Filled with vestiges of its colonial past—cobblestone streets, enchanting squares, and deserted convents—Antigua, one of Latin America's loveliest cities, instantly transports you back hundreds of years to when the Spanish ruled this land. The city lost out on its role as colonial capital in the late 18th century, and yet with the reverence shown here to the past, you may think Antigüeños don't realize that era is over. No matter, La Antigua Guatemala ("the old Guatemala")—to use the city's official name—likely relishes its role as the capital of Guatemalan tourism far more.
At the height of its power, Antigua was home to 60,000 people and ruled Spanish Central America. Its enormous wealth was poured into the construction of churches, monasteries, convents, palaces, and mansions. Then came 1773: A massive earthquake damaged or destroyed some 3,000 of the city's structures, necessitating the move of the capital to what would become present-day Guatemala City. The poverty of the few who stayed behind meant over a century of stagnation and no funds to rebuild.
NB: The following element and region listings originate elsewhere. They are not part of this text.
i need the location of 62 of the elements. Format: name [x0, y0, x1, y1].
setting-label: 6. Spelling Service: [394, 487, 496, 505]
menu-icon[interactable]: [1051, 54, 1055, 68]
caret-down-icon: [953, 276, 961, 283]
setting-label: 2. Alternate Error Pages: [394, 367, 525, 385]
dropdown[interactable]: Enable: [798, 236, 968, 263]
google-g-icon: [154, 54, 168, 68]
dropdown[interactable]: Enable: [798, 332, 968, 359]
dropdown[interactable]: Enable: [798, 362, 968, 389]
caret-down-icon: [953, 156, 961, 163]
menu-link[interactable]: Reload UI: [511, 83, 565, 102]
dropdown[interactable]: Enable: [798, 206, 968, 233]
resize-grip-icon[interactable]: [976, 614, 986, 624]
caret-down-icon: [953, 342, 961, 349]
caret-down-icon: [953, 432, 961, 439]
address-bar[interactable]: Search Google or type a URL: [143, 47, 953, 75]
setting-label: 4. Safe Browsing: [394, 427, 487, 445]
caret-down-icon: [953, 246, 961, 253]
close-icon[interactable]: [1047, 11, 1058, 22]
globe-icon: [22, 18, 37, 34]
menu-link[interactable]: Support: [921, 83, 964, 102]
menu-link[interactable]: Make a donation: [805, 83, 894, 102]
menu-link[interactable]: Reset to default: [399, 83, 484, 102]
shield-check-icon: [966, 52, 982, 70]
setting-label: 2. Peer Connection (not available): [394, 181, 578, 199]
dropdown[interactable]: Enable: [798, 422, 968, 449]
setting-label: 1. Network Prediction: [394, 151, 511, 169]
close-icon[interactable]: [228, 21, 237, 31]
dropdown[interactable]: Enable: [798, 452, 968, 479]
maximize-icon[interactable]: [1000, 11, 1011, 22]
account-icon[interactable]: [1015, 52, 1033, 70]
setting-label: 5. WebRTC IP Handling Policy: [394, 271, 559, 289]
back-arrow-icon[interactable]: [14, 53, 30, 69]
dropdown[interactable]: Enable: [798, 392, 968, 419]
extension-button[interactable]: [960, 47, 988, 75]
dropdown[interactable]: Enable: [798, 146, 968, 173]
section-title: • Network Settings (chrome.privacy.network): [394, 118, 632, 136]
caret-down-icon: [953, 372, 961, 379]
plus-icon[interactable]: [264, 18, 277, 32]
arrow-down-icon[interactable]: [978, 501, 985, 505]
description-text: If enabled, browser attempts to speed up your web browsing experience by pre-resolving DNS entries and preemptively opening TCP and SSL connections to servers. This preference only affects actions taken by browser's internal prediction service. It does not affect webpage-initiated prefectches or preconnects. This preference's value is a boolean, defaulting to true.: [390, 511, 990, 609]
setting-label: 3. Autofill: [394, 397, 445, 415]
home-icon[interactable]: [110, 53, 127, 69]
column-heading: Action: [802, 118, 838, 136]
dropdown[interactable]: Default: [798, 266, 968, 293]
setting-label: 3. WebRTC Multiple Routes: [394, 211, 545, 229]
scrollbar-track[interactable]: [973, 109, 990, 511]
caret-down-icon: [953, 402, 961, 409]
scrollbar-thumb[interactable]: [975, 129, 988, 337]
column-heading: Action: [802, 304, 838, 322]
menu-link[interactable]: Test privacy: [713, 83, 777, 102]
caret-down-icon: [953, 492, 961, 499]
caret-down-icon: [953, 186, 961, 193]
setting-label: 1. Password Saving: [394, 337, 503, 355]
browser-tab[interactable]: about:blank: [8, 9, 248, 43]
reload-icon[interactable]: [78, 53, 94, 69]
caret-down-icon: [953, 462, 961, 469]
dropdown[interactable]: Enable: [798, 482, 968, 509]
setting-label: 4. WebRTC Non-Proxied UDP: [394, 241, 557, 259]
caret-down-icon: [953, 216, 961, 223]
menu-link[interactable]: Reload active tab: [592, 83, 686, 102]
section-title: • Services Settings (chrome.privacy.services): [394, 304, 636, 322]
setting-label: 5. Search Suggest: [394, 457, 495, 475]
Eventually, money did begin to flow back into the local economy, thanks to the lucrative coffee trade. Antigua's foundation of colonial architecture remained, and residents had no interest in tearing down the city's proud heritage. Power lines went underground, lorry traffic was rerouted out of the city, and signage was greatly reduced. (McDonald's, Burger King, and Subway are all here, but you have to look to find them.) An active National Council for the Protection of Antigua Guatemala imposes stringent guidelines on the restoration of buildings, maintaining the colonial character of Antigua. History once dealt the city a severe blow, and yet without it, Antigua might today be—perish the thought—Guatemala City.
Antigua's mountainside community of about 35,000 people is vastly more pleasant than the capital. At a 1,530-metre (5,019-foot) altitude, its comfortable climate lives up to that oft-repeated boast that Guatemala is the land of eternal spring. Prices do tilt slightly higher here than in the rest of Guatemala, but walking and soaking up the atmosphere, Antigua's quintessential entertainment, are always free. An ever-increasing influx of visitors has brought in some of the country's finest hotels and restaurants, a collection of boutiques and galleries, and several dozen Spanish-language schools that attract students from all over the world. Yet as one member of the protection council once told us, Antigua was never created to be some vast indoor/outdoor museum. Increased tourism has been a nice side benefit, but the city's magnificent colonial architecture serves workaday purposes as hotels, restaurants, stores, homes, schools, barber shops, hardware stores, and everything in between.